Cumhurbaşkanı/AkParti Gen Bşk Erdoğan Anıtkabir defterine ‘Aziz Atatürk. Ebediyete irtihalinizin 84’üncü yıldönümünde Zat-ı Alinizi, kahraman silah arkadaşlarını ve canları pahasına istiklalimize sahip çıkan aziz şehitlerimizi bir kez daha rahmetle yad ediyoruz. ‘En büyük eserim’ dediğiniz Türkiye Cumhuriyeti’ni 85 milyon olarak ‘Türkiye Yüzyılı’ vizyonuyla geleceğe daha güçlü, daha itibarlı bir şekilde hazırlıyoruz.’ yazdı.
Son yıllarda artan Atatürk düşmanlığının yarattığı tepki, Atatürk’e sevgi seline dönüştü, Anıtkabir’e aktı. HDP dışındaki tüm siyasi partiler ve bakanlar anma törenine katıldı. Atatürk’ü sevmek yasal bir zorunluluk değil; vicdani bir sorumluluktur.
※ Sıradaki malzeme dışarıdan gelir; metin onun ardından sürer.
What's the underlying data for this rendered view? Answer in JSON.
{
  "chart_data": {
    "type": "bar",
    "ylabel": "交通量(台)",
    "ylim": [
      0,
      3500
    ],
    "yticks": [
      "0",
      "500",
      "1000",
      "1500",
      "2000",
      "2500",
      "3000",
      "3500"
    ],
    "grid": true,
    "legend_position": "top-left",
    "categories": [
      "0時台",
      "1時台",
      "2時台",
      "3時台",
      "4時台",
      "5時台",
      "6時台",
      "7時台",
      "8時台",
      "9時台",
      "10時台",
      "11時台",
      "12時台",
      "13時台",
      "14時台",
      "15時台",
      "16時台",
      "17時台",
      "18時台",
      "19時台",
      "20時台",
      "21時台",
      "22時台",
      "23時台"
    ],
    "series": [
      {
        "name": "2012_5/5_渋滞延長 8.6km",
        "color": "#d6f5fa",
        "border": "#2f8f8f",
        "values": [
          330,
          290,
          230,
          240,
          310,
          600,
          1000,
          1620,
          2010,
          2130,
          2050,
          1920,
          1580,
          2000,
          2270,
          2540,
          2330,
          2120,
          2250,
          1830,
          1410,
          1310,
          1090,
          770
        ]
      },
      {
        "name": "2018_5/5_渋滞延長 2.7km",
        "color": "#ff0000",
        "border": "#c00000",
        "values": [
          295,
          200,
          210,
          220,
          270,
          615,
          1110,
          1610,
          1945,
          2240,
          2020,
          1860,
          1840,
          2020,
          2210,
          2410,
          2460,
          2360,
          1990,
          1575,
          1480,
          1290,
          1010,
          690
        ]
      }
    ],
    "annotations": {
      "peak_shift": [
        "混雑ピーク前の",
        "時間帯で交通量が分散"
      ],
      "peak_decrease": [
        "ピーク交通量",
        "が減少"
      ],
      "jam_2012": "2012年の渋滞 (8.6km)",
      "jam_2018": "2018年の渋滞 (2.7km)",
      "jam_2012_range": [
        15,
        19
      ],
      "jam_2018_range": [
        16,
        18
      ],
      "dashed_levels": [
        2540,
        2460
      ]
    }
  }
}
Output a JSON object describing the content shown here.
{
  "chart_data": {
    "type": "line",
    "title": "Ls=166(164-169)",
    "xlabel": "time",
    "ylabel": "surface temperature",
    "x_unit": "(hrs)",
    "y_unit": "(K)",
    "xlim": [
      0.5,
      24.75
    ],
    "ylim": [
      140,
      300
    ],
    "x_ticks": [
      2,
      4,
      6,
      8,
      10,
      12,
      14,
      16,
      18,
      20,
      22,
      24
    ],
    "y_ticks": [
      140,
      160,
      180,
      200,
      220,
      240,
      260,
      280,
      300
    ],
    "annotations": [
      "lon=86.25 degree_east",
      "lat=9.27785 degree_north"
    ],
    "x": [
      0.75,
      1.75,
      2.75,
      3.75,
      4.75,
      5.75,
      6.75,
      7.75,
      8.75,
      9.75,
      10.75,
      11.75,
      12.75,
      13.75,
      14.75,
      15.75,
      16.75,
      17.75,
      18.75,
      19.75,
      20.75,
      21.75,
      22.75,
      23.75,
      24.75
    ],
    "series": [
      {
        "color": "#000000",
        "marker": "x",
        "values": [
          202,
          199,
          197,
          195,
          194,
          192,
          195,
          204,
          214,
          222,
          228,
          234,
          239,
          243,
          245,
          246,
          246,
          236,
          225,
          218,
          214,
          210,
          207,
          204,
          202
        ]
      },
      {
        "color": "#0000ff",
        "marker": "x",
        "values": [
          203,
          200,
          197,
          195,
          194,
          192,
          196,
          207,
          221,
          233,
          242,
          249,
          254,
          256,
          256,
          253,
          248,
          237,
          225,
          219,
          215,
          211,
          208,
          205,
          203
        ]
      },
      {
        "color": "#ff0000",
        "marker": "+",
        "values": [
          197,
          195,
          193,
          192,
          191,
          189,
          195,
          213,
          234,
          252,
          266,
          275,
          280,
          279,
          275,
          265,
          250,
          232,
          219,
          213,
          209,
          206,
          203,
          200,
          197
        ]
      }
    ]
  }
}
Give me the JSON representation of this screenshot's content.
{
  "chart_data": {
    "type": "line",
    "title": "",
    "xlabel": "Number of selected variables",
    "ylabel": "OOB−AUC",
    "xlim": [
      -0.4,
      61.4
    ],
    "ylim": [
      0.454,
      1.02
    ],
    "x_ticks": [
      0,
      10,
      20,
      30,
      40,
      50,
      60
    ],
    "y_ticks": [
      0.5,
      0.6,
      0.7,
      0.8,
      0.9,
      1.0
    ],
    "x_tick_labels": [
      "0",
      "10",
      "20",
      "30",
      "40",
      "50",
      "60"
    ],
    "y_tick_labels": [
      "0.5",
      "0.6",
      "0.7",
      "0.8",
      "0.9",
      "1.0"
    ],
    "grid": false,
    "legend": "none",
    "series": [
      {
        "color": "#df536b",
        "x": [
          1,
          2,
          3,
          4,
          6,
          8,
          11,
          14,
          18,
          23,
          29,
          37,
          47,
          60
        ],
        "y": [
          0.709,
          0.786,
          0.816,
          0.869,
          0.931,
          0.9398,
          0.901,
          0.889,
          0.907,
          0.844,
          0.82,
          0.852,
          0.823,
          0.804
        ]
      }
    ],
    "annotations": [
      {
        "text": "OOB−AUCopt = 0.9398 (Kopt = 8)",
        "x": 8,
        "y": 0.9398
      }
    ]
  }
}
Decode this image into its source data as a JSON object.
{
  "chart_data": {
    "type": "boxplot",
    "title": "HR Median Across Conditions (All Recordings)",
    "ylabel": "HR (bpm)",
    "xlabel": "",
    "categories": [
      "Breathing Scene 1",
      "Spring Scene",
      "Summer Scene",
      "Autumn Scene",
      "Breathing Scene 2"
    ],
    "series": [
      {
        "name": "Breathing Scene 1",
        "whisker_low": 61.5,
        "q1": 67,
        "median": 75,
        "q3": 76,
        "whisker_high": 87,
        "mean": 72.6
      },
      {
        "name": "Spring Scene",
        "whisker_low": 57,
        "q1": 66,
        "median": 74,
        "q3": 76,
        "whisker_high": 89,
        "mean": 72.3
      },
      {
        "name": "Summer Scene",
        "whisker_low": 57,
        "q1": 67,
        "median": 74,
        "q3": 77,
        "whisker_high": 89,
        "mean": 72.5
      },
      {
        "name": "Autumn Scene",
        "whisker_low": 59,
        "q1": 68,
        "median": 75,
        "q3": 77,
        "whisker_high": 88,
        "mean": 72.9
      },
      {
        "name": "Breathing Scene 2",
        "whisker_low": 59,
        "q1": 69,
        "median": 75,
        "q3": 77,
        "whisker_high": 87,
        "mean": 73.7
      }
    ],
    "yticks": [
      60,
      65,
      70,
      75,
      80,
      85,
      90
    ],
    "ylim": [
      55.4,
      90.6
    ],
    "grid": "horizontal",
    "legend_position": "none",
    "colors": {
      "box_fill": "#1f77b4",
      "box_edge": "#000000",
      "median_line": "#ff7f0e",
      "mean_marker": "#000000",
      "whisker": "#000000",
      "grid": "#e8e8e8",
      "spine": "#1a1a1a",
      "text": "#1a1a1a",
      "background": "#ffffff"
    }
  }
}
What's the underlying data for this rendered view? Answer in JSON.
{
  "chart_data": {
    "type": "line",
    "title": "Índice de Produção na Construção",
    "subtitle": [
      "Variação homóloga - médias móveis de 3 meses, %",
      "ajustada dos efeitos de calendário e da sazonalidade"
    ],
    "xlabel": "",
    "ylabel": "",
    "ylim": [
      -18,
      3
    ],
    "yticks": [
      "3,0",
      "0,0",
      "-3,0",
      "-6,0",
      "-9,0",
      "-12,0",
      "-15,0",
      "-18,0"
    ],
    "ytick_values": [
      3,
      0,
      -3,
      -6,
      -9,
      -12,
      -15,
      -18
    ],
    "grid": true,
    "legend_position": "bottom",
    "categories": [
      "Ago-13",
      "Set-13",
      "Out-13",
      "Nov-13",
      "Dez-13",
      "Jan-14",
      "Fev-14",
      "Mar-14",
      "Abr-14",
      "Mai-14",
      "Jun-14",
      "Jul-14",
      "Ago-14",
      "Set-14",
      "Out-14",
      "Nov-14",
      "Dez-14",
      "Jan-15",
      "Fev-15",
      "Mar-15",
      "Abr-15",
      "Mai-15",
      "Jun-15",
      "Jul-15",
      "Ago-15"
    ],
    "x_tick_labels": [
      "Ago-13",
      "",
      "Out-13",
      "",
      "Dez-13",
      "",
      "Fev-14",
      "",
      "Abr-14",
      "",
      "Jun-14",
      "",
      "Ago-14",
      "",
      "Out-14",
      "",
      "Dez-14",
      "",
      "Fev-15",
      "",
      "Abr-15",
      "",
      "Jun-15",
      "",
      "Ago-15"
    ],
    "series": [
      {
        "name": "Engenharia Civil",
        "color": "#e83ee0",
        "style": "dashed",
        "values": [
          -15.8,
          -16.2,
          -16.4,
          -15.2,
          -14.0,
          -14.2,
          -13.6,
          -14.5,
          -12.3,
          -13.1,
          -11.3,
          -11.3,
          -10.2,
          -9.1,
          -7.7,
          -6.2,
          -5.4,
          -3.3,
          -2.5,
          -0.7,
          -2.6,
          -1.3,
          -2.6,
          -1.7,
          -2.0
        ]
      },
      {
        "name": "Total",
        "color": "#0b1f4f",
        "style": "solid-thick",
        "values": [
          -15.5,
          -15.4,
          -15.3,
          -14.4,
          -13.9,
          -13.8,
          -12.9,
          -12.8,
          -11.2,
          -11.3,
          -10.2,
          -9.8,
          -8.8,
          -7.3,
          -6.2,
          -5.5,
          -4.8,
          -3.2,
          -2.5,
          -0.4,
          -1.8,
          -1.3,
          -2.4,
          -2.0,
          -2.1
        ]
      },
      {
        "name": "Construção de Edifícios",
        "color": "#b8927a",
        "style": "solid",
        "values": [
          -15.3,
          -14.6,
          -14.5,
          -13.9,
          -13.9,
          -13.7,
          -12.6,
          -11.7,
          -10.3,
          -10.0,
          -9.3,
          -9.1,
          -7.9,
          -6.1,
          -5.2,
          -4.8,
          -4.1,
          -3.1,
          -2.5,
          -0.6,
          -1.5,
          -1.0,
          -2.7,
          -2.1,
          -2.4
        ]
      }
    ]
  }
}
Spor kulüpleri, o medya bu medya ayrımı yapılmaksızın; iktidarıyla, muhalefetiyle tüm TV’ler, sivil kuruluşlar Atatürk’e yaraşır, milletçe gurur duyabileceğimiz anma programları yaptı. 1938’den beri yapılanların en coşkulusu, en anlamlısıydı denilebilir.
Kötünün iyisi (ehveni şer) olarak Amerikan Mandası olmayı teklif edenlere Atatürk, ‘Kötünün iyisi aslında kötünün en kötüsüdür.’ Diyerek İstiklal Savaşı’nı başlattı.
Yıkılan Osmanlı’yı küllerinden yeni Türkiye Cumhuriyeti’ni kuran Atatürk için Batılılar, Osmanlı hastaydı! 1.Dünya Savaşı’na dayanamadı öldü. Bir adam paramparça olmuş Osmanlı bakiyesinden, yapay bir millet yarattı, o adamın adı Mustafa Kemal Atatürk’tü. İç Anadolu bölgesine kadar her tarafı işgal edilmiş vatan topraklarını işgalden kurtarıp, TC Devleti’ni kurdu, komşu ülkelere de dünyaya da kabul ettirdi.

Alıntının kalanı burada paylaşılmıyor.